A 1-dimensional convolutional neural network (1D-CNN) deep learning (DL) architecture inspired by ref. 34 was used for model training and testing. A summary of the architecture is presented in Fig. 3, where 6 feature extraction layers were created with one spectrum input layer and one final regression result output layer. The spectra data is recognized by identifying absorption peaks' position and intensity, which, in general, are features with a large difference. To identify such features, maximum pooling was used for all pooling, and the Relu function (Relu(x) = max(x,0)) was used for the activation function. A max-pooling layer was added after each 1-D convolution block to reduce the dimension of each layer's output data as well. Each feature extraction layer contains a 1-D convolution block whose output dimension increases from 16 to 128, followed by the max pooling layer whose pool size and strides were both 2. With this combination in each layer, all features were retained, and then only the most “important” features in the local region are retained by pooling to achieve the purpose of down-sampling, and the obtained features are intuitively more accurate. Due to the relatively long spectral sequence (2600 dimensions), a double-channel-based structure was implemented to the 1D-CNN block to reduce the space and time complexity of the convolution calculation. Some tricks were also adopted to the model: for each convolution kernel in the 1-D convolution block, the kernel size was set as 3, dilated convolution was used, and the dilation rate was 1, 2, 4, respectively in each convolution kernel, and the number of 1-D convolution blocks was as large as possible. Another convolution kernel was used whose size was set as 1 to reconcile the input and the output of the block so that their shape remains consistent. For the nitrate dataset, 200[thin space (1/6-em)]000 spectra samples were further split into 199[thin space (1/6-em)]000 training and 1000 test sets using the “test_train_split” function from “SciKit-learn”. And for the COD dataset, 280[thin space (1/6-em)]700 spectra samples were split into 279[thin space (1/6-em)]700 training and 1000 test set.


image file: d2ra06952k-f3.tif
Fig. 3 A summary of the double channel 1-D convolution neural network consisting of six convolutional layers with double parallel kernels for feature extraction, five max pooling layer, a single flatten layer, and a single fully connected layer with linear function for regression.

The model weights were optimized with an adaptive Adam optimizer. The mean squared error and coefficient of determination were used as the loss function and accuracy function to train the network.

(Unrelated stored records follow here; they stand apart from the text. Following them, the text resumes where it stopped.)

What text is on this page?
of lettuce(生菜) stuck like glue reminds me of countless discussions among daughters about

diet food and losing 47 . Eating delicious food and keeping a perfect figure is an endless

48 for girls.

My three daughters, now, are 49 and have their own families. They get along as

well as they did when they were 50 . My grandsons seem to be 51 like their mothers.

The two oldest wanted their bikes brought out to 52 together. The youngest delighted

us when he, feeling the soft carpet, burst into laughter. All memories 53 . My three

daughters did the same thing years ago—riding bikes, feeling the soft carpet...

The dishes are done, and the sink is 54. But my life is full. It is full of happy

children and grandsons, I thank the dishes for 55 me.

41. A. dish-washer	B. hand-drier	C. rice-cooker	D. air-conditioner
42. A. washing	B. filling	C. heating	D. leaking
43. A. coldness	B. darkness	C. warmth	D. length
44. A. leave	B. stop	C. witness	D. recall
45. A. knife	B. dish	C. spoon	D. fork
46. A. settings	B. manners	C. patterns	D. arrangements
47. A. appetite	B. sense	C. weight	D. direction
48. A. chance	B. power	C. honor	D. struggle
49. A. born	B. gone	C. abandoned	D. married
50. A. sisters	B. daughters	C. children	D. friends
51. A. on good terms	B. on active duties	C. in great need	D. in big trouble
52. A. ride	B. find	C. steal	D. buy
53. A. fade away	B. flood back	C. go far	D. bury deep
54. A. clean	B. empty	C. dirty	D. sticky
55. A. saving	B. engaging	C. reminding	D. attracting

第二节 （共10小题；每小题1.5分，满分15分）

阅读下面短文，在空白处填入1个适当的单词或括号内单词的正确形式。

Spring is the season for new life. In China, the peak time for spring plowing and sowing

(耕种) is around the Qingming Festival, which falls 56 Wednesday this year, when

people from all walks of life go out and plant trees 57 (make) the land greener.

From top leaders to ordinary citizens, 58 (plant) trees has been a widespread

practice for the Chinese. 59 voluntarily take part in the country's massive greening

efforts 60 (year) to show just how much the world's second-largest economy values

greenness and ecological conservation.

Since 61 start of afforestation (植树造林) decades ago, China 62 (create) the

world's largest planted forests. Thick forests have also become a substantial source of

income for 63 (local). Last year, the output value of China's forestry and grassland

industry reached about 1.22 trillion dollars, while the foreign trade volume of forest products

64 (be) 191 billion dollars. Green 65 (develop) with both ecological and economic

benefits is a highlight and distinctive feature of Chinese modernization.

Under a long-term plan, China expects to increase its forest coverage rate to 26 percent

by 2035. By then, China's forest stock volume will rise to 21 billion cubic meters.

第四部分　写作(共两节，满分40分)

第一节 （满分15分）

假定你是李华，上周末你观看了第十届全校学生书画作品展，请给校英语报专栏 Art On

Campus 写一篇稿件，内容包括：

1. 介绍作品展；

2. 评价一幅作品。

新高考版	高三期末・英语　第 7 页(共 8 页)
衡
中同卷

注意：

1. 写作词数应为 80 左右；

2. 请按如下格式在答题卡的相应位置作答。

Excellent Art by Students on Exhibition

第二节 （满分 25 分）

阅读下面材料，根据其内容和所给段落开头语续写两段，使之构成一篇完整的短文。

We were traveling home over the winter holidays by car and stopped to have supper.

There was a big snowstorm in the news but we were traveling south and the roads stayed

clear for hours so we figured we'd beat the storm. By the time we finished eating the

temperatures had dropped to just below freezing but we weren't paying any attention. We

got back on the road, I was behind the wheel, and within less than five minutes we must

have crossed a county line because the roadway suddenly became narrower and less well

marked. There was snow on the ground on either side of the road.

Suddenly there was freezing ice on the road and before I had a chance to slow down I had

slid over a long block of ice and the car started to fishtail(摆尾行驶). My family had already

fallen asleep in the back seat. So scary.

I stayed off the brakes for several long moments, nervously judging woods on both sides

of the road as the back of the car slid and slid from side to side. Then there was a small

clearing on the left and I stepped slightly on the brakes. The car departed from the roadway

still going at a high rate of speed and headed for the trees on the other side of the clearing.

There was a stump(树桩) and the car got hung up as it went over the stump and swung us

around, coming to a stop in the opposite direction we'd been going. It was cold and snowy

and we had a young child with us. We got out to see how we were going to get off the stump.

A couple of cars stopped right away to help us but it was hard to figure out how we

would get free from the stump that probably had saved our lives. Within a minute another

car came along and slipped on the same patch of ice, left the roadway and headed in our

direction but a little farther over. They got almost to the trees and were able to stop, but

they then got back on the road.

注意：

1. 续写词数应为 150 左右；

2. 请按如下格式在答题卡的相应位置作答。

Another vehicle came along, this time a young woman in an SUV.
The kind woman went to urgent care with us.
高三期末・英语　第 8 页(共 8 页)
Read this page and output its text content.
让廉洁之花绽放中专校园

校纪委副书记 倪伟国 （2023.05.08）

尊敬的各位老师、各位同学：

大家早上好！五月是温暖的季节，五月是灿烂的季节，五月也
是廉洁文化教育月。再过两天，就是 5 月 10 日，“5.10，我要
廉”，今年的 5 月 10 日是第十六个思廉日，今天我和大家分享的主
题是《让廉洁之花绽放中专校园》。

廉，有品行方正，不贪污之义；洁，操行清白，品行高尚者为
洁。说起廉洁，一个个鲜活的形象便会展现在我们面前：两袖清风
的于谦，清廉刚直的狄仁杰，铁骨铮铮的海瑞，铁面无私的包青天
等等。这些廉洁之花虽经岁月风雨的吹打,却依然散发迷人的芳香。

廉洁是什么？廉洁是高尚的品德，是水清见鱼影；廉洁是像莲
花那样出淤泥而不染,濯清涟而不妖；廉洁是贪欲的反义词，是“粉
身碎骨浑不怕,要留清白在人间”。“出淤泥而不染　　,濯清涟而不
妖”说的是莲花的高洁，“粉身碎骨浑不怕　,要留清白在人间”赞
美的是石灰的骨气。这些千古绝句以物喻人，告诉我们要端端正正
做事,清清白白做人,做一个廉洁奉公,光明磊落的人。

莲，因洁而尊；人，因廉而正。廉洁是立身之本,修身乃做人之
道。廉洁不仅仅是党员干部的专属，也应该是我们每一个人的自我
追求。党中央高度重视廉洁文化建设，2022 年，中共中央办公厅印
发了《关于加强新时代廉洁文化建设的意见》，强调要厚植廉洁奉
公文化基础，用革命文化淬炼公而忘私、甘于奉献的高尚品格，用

A batch size of 20 was used to get the best performance of the training procedure35 and each model was trained up to 50 epochs with 500 steps per epoch. After every 50 epochs were finished, the learning rate was lowered by using different Adam optimizers. To have a fair comparison for different pre-processing techniques, the same architecture settings were used.

All analyses were carried out using Tensorflow GPU 2.6.0 using the dual Geforce RTX 3090 (Nvidia Corporation, Santa Clara, California, USA), under the environment of CUDA 11.2, using a small server computer equipped with a 2.20 GHz Intel® Xeon® Silver 4210 CPU (Intel Corporation, Santa Clara, CA) and 32 GB RAM, running Ubuntu 9.4.0 operating system and python 3.8.2.

3. Results

3.1 Spectral profiles and dataset augmentation

A convolutional neural network, that is capable of classifying objects robustly even if it is placed in a different place, is identified to have the property of invariance. In this paper's scenario, to be more specific, the property of invariance is reflected in the model's ability to accurately invert solute concentrations despite disturbances from different turbidity levels. By performing dataset augmentation, we can stop the neural network from learning irrelevant features (e.g. spectral features due to turbidity) and radically improve the overall performance.30 In this research, considering the features of the spectra data, a new interpolation method was used to realize dataset augmentation.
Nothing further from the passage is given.